Even as dining rooms slowly reopen, many chains and restaurants are emphasizing curbside pickup when it comes to how customers can get their food. Case in point: today, sandwich/bakery chain Panera announced a new curbside pickup service that, among other things, offers some technological bells and whistles meant to speed up the process.
The Panera Curbside process includes steps you’ll find in many curbside operations these days. Customers order via the Panera app and select Panera Curbside as their delivery option, then include their vehicle’s make, model, and color in the Special Instructions field. For those that prefer it, there’s a standard “I’m here” button they can tap upon arrival. But Panera has also introduced geofencing technology to its curbside process that will immediately notify the restaurant when a guest has arrived, rather than that customer having to find and click a button. Customers, of course, need to be comfortable with getting recognized by a technology system, and so the service is opt in at the moment.
According to today’s press release, part of the reason Panera is launching curbside pickup is to alleviate some of the congestion that’s been happening in drive-thru lines lately. Drive-thrus have needed an overhaul for some time, as wait times have increased considerably over the last decade. The pandemic just made everything worse. Allowing customers to order ahead or simply pull into a parking space and order directly from their phones could trim down those drive-thru lines.
Over the long term, curbside pickup could and most likely will be a mainstay in terms of ordering options for customers. It wouldn’t be surprising if, at some point soon, companies begin to integrate other technologies, like AI-enabled license plate recognition, into the process.
Curbside is also an obvious substitution for pickup orders, where a customer walks into the restaurant and collects the meal themselves. Though dining rooms (along with everything else) are reopening, many customers will be wary for some time to come about spending too much time in a restaurant, even one with reduced capacity.

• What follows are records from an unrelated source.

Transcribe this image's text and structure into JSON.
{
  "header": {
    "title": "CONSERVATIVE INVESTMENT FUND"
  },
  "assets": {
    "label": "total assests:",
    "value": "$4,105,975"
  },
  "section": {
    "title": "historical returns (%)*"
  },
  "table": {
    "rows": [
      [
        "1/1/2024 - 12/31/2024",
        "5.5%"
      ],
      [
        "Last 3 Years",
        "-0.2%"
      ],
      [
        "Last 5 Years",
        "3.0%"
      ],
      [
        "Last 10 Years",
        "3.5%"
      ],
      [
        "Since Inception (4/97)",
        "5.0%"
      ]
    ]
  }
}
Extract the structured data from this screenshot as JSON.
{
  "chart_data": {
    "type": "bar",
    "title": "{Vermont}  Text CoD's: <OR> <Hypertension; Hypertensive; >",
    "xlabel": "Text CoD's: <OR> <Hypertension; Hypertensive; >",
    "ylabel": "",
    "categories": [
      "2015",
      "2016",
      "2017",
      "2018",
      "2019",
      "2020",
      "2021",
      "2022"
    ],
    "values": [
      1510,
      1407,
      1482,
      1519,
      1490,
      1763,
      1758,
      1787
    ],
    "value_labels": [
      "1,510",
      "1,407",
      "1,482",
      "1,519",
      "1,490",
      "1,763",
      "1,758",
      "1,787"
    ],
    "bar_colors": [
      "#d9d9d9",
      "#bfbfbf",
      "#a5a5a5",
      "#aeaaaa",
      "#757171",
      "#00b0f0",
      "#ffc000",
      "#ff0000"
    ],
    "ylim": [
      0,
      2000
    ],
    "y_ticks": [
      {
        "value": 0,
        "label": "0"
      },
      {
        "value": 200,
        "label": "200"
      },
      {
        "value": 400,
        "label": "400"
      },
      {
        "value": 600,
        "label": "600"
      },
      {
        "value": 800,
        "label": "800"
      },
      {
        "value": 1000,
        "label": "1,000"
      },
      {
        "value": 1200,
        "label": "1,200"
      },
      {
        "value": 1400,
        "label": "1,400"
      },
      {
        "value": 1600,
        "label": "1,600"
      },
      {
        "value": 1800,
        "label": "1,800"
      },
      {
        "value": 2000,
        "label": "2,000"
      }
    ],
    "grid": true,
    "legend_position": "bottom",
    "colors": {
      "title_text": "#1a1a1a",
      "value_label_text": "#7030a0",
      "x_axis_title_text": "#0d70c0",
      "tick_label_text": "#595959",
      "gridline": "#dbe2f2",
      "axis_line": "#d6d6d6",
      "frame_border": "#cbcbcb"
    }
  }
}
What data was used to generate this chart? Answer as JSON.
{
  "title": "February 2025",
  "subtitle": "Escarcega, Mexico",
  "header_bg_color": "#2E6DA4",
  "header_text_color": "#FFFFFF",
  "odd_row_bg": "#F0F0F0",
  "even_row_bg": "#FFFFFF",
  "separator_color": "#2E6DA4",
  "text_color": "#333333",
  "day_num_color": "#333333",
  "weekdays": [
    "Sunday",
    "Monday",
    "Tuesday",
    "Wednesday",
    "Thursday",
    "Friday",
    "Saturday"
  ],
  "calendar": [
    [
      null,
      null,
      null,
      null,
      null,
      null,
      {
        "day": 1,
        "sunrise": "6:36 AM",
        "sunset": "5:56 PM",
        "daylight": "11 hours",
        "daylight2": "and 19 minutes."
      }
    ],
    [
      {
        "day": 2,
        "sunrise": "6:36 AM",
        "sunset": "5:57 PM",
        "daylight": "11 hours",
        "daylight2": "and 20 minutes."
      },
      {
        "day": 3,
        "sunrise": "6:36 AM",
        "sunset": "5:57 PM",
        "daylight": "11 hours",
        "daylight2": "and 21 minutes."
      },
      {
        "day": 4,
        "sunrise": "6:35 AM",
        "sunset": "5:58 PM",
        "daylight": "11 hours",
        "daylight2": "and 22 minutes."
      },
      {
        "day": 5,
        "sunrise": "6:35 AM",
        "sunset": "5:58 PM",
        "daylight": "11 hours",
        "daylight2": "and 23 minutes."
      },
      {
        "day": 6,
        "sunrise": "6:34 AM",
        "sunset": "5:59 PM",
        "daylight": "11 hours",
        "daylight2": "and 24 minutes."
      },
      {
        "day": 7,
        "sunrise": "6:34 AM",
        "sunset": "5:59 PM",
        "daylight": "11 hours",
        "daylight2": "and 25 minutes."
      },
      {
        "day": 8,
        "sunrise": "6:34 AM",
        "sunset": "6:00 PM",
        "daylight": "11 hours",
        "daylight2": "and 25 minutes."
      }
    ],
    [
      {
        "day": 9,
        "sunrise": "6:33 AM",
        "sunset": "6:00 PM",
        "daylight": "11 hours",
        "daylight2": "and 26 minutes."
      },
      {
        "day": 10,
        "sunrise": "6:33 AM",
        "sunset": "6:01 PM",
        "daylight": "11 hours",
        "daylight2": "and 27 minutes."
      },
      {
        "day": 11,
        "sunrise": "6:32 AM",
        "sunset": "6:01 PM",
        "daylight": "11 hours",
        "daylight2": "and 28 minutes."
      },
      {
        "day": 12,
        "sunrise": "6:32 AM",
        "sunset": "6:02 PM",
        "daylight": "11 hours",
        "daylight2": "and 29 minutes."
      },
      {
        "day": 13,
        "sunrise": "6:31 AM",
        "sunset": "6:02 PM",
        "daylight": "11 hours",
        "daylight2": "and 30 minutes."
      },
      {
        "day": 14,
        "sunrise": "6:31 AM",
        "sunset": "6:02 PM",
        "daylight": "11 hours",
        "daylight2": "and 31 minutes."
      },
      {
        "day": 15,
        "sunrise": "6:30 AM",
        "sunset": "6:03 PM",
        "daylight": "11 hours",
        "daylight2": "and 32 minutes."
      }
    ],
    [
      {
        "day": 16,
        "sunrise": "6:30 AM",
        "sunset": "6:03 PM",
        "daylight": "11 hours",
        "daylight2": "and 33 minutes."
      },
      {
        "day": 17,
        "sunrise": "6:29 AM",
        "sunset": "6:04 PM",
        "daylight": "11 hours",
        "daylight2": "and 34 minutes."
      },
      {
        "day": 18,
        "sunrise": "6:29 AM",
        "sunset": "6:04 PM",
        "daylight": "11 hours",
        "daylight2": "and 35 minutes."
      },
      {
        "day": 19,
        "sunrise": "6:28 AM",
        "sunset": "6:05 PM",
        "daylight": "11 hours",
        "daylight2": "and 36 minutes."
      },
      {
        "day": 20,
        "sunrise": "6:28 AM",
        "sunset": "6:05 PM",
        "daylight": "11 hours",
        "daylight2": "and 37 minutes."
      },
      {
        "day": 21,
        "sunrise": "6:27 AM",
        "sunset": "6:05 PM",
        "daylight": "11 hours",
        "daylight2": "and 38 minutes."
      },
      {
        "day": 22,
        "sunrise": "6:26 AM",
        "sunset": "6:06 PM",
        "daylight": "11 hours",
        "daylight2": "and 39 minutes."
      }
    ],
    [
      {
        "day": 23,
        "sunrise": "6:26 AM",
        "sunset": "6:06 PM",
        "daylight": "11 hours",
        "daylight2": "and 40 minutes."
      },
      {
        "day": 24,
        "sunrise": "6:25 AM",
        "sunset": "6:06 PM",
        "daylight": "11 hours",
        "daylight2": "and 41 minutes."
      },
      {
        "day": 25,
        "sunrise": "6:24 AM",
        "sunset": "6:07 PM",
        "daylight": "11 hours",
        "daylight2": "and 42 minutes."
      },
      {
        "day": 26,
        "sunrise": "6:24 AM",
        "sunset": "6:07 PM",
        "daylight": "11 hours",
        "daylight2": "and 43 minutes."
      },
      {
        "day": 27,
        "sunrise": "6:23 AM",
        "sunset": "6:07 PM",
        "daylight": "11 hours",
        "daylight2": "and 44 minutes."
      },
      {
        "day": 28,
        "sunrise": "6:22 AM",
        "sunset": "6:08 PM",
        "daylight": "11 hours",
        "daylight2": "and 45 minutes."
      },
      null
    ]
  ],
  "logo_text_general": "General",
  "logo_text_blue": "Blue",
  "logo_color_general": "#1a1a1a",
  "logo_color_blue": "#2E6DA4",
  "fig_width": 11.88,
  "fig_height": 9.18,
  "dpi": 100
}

And while curbside will be an important technology to restaurants going forward, it has to actually deliver on its promise of saving time and operational stress in order to be worthwhile to restaurants. A geofence-enhanced app that tells restaurants when a customer has arrived sounds helpful. The test will be whether those notifications help staff or just further overwhelm them, as has been the case at some restaurants.
For its part, Panera already had a robust digital and off-premises strategy at work before the pandemic, which means its back-of-house operations are probably equipped to easily ingest a new technology and ordering option.